|Priority:||4 - Normal|
|Created by:||Hans Rosenfeld|
|Reported by:||Hans Rosenfeld|
|Assigned to:||Hans Rosenfeld|
Fixed: A fix for this issue is checked into the tree and tested.
(Resolution Date: 2019-09-11T14:20:14.297Z)
2019-09-12 Art Vandelay (Release Date: 2019-09-12)
On a customer system, we've ran into these warnings at boot roughly once in ten reboots:
WARNING: /pci@14,0/pci8086,2030@0/pci1028,1f45@0 (mpt_sas0): config header request timeout WARNING: /pci@14,0/pci8086,2030@0/pci1028,1f45@0 (mpt_sas0): Failed to get sas phy page 0 for each phy WARNING: /pci@14,0/pci8086,2030@0/pci1028,1f45@0 (mpt_sas0): mptsas phy update failed
The system would then take hours to complete its boot and not find any disks/SSDs attached to the affected SAS HBA.

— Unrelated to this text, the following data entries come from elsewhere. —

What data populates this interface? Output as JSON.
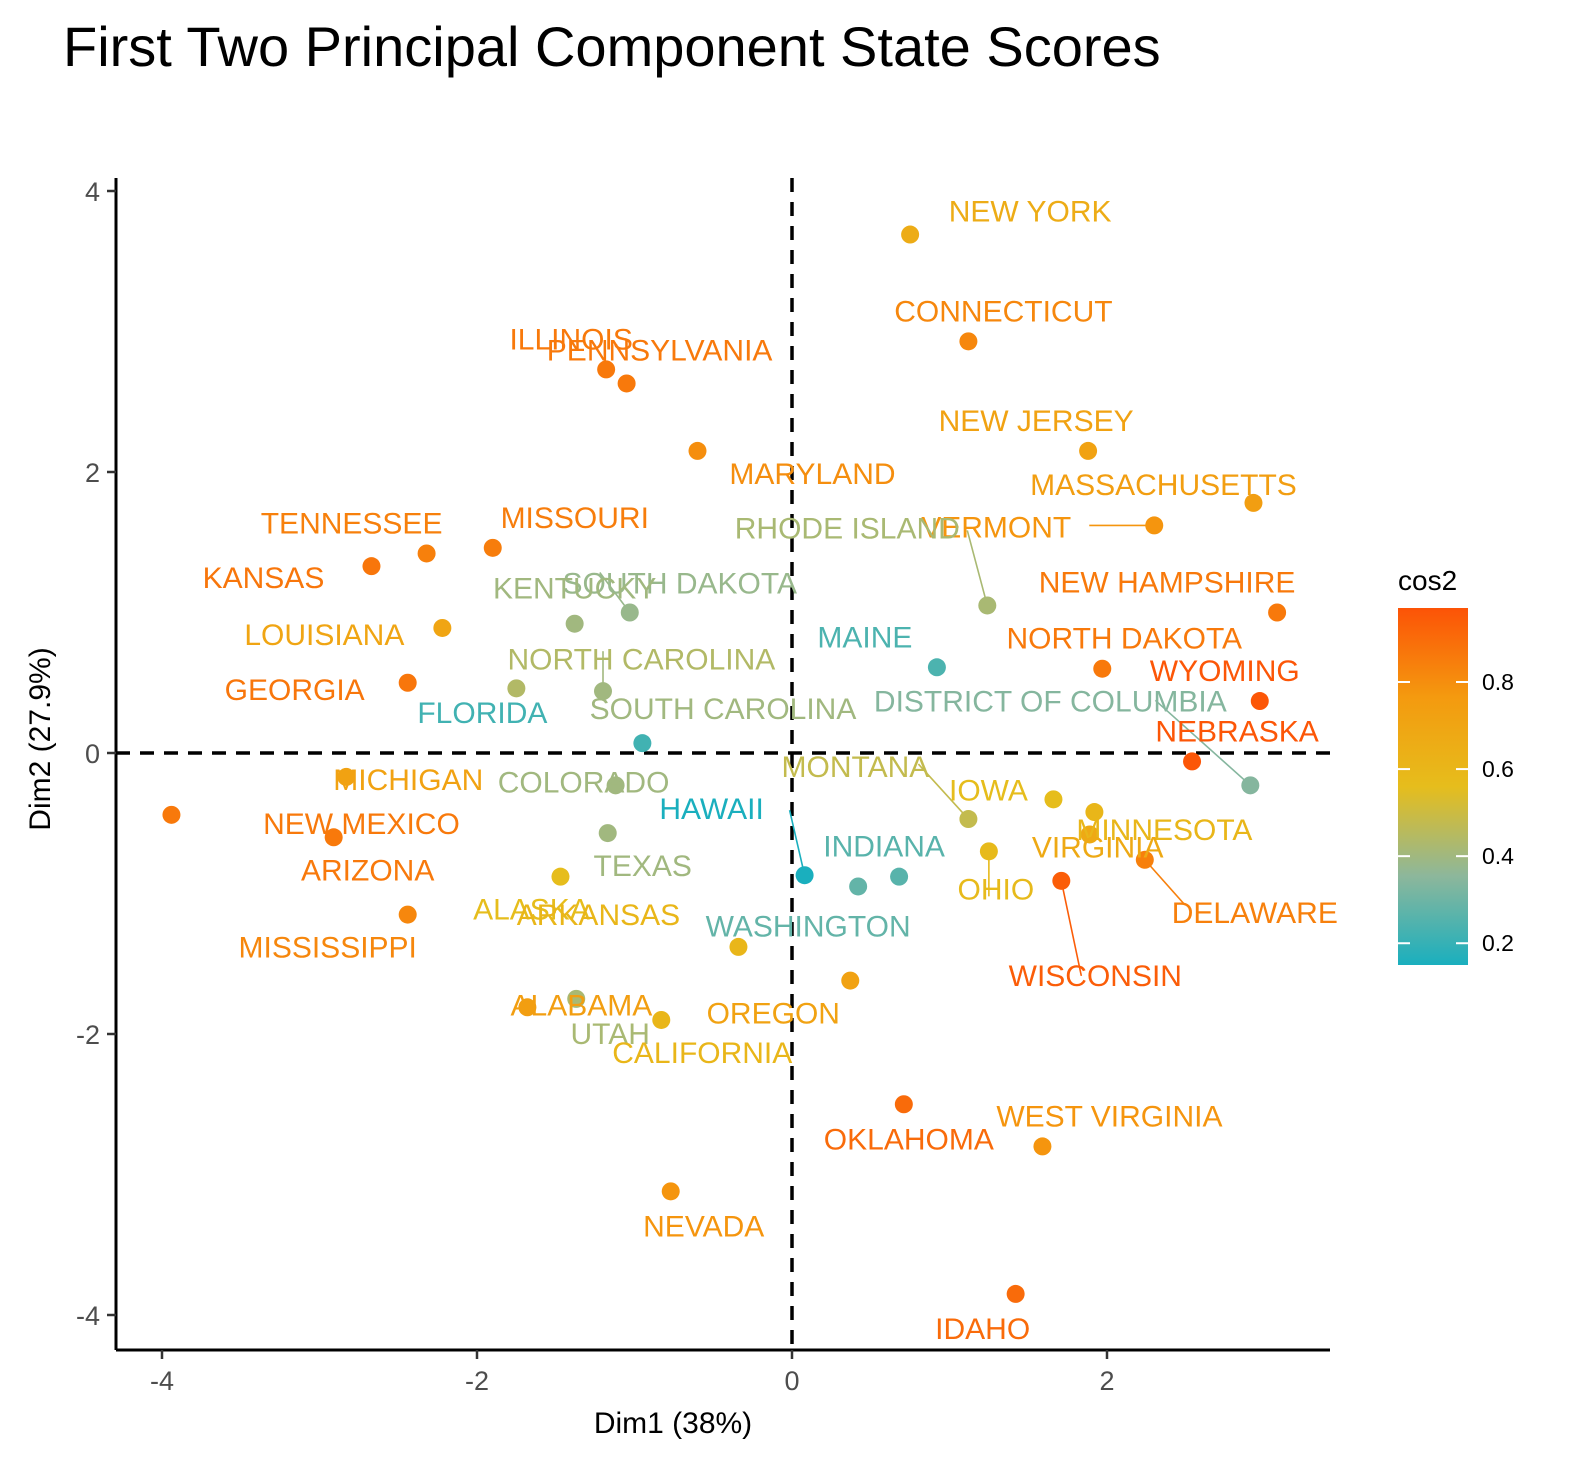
{
  "chart_data": {
    "type": "scatter",
    "title": "First Two Principal Component State Scores",
    "xlabel": "Dim1 (38%)",
    "ylabel": "Dim2 (27.9%)",
    "xlim": [
      -4.25,
      3.4
    ],
    "ylim": [
      -4.2,
      4.1
    ],
    "xticks": [
      -4,
      -2,
      0,
      2
    ],
    "yticks": [
      -4,
      -2,
      0,
      2,
      4
    ],
    "grid": false,
    "reference_lines": {
      "x": 0,
      "y": 0,
      "style": "dashed"
    },
    "legend": {
      "title": "cos2",
      "placement": "right",
      "ticks": [
        0.2,
        0.4,
        0.6,
        0.8
      ],
      "range": [
        0.15,
        0.97
      ],
      "colors": [
        "#1aafbe",
        "#8db79b",
        "#e6bd1c",
        "#f49a0f",
        "#fc5307"
      ]
    },
    "points": [
      {
        "label": "NEW YORK",
        "x": 0.75,
        "y": 3.69,
        "cos2": 0.66
      },
      {
        "label": "CONNECTICUT",
        "x": 1.12,
        "y": 2.93,
        "cos2": 0.82
      },
      {
        "label": "ILLINOIS",
        "x": -1.18,
        "y": 2.73,
        "cos2": 0.86
      },
      {
        "label": "PENNSYLVANIA",
        "x": -1.05,
        "y": 2.63,
        "cos2": 0.86
      },
      {
        "label": "MARYLAND",
        "x": -0.6,
        "y": 2.15,
        "cos2": 0.8
      },
      {
        "label": "NEW JERSEY",
        "x": 1.88,
        "y": 2.15,
        "cos2": 0.72
      },
      {
        "label": "MASSACHUSETTS",
        "x": 2.93,
        "y": 1.78,
        "cos2": 0.74
      },
      {
        "label": "VERMONT",
        "x": 2.3,
        "y": 1.62,
        "cos2": 0.78
      },
      {
        "label": "MISSOURI",
        "x": -1.9,
        "y": 1.46,
        "cos2": 0.85
      },
      {
        "label": "TENNESSEE",
        "x": -2.32,
        "y": 1.42,
        "cos2": 0.84
      },
      {
        "label": "KANSAS",
        "x": -2.67,
        "y": 1.33,
        "cos2": 0.87
      },
      {
        "label": "RHODE ISLAND",
        "x": 1.24,
        "y": 1.05,
        "cos2": 0.42
      },
      {
        "label": "NEW HAMPSHIRE",
        "x": 3.08,
        "y": 1.0,
        "cos2": 0.86
      },
      {
        "label": "SOUTH DAKOTA",
        "x": -1.03,
        "y": 1.0,
        "cos2": 0.38
      },
      {
        "label": "KENTUCKY",
        "x": -1.38,
        "y": 0.92,
        "cos2": 0.4
      },
      {
        "label": "LOUISIANA",
        "x": -2.22,
        "y": 0.89,
        "cos2": 0.7
      },
      {
        "label": "MAINE",
        "x": 0.92,
        "y": 0.61,
        "cos2": 0.24
      },
      {
        "label": "NORTH DAKOTA",
        "x": 1.97,
        "y": 0.6,
        "cos2": 0.86
      },
      {
        "label": "GEORGIA",
        "x": -2.44,
        "y": 0.5,
        "cos2": 0.87
      },
      {
        "label": "NORTH CAROLINA",
        "x": -1.75,
        "y": 0.46,
        "cos2": 0.44
      },
      {
        "label": "SOUTH CAROLINA",
        "x": -1.2,
        "y": 0.44,
        "cos2": 0.4
      },
      {
        "label": "WYOMING",
        "x": 2.97,
        "y": 0.37,
        "cos2": 0.96
      },
      {
        "label": "FLORIDA",
        "x": -0.95,
        "y": 0.07,
        "cos2": 0.22
      },
      {
        "label": "NEBRASKA",
        "x": 2.54,
        "y": -0.06,
        "cos2": 0.96
      },
      {
        "label": "DISTRICT OF COLUMBIA",
        "x": 2.91,
        "y": -0.23,
        "cos2": 0.34
      },
      {
        "label": "MICHIGAN",
        "x": -2.83,
        "y": -0.17,
        "cos2": 0.72
      },
      {
        "label": "COLORADO",
        "x": -1.12,
        "y": -0.23,
        "cos2": 0.4
      },
      {
        "label": "IOWA",
        "x": 1.66,
        "y": -0.33,
        "cos2": 0.56
      },
      {
        "label": "MINNESOTA",
        "x": 1.92,
        "y": -0.42,
        "cos2": 0.6
      },
      {
        "label": "NEW MEXICO",
        "x": -3.94,
        "y": -0.44,
        "cos2": 0.86
      },
      {
        "label": "MONTANA",
        "x": 1.12,
        "y": -0.47,
        "cos2": 0.48
      },
      {
        "label": "TEXAS",
        "x": -1.17,
        "y": -0.57,
        "cos2": 0.4
      },
      {
        "label": "ARIZONA",
        "x": -2.91,
        "y": -0.6,
        "cos2": 0.86
      },
      {
        "label": "VIRGINIA",
        "x": 1.89,
        "y": -0.58,
        "cos2": 0.68
      },
      {
        "label": "OHIO",
        "x": 1.25,
        "y": -0.7,
        "cos2": 0.58
      },
      {
        "label": "DELAWARE",
        "x": 2.24,
        "y": -0.76,
        "cos2": 0.84
      },
      {
        "label": "ALASKA",
        "x": -1.47,
        "y": -0.88,
        "cos2": 0.56
      },
      {
        "label": "HAWAII",
        "x": 0.08,
        "y": -0.87,
        "cos2": 0.15
      },
      {
        "label": "INDIANA",
        "x": 0.68,
        "y": -0.88,
        "cos2": 0.26
      },
      {
        "label": "WISCONSIN",
        "x": 1.71,
        "y": -0.91,
        "cos2": 0.94
      },
      {
        "label": "WASHINGTON",
        "x": 0.42,
        "y": -0.95,
        "cos2": 0.28
      },
      {
        "label": "MISSISSIPPI",
        "x": -2.44,
        "y": -1.15,
        "cos2": 0.82
      },
      {
        "label": "ARKANSAS",
        "x": -0.34,
        "y": -1.38,
        "cos2": 0.6
      },
      {
        "label": "OREGON",
        "x": 0.37,
        "y": -1.62,
        "cos2": 0.72
      },
      {
        "label": "UTAH",
        "x": -1.37,
        "y": -1.75,
        "cos2": 0.42
      },
      {
        "label": "ALABAMA",
        "x": -1.68,
        "y": -1.81,
        "cos2": 0.74
      },
      {
        "label": "CALIFORNIA",
        "x": -0.83,
        "y": -1.9,
        "cos2": 0.6
      },
      {
        "label": "OKLAHOMA",
        "x": 0.71,
        "y": -2.5,
        "cos2": 0.9
      },
      {
        "label": "WEST VIRGINIA",
        "x": 1.59,
        "y": -2.8,
        "cos2": 0.78
      },
      {
        "label": "NEVADA",
        "x": -0.77,
        "y": -3.12,
        "cos2": 0.78
      },
      {
        "label": "IDAHO",
        "x": 1.42,
        "y": -3.85,
        "cos2": 0.9
      }
    ]
  }
}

As it turns out this is caused by a command timeout in mptsas_access_config_page(), as indicated by the first warning. The remaining warnings are directly caused by this failure. The timeout for config header requests (and also config page requests later in the function) are hardcoded to 60s.
It turns out there's an oversight in mptsas_access_config_page(): just as in other places in mpt_sas it already contains code to reset the I/O controller when a command timeout happened. This code is just never executed, leaving the controller in a hung state.
This can be easily fixed. It is still unclear what causes these timeouts in the first place. With the IOC reset being done properly the timeouts may still happen every now and then at reboot, but they won't cause any more harm than a single 60s delay at boot. All disks/SSDs are visible and usable.
Testing: I've manually rebooted the customers system a few times until the timeouts happened at boot. Previously a timeout meant the system would take ages to boot and then see none of its SSDs. With these changes implemented the system did experience a short delay (60s) due to the timeout, but once it finished booting all SSDs were visible and usable, the system behaved as expected.
illumos-joyent commit 526bf199ed8900945f9dffc3041ec322a758285c (branch master, by Hans Rosenfeld)
OS-7981 mpt_sas hangs after config header request timeout
Reviewed by: Robert Mustacchi <email@example.com>
Reviewed by: Jerry Jelinek <firstname.lastname@example.org>
Approved by: Jerry Jelinek <email@example.com>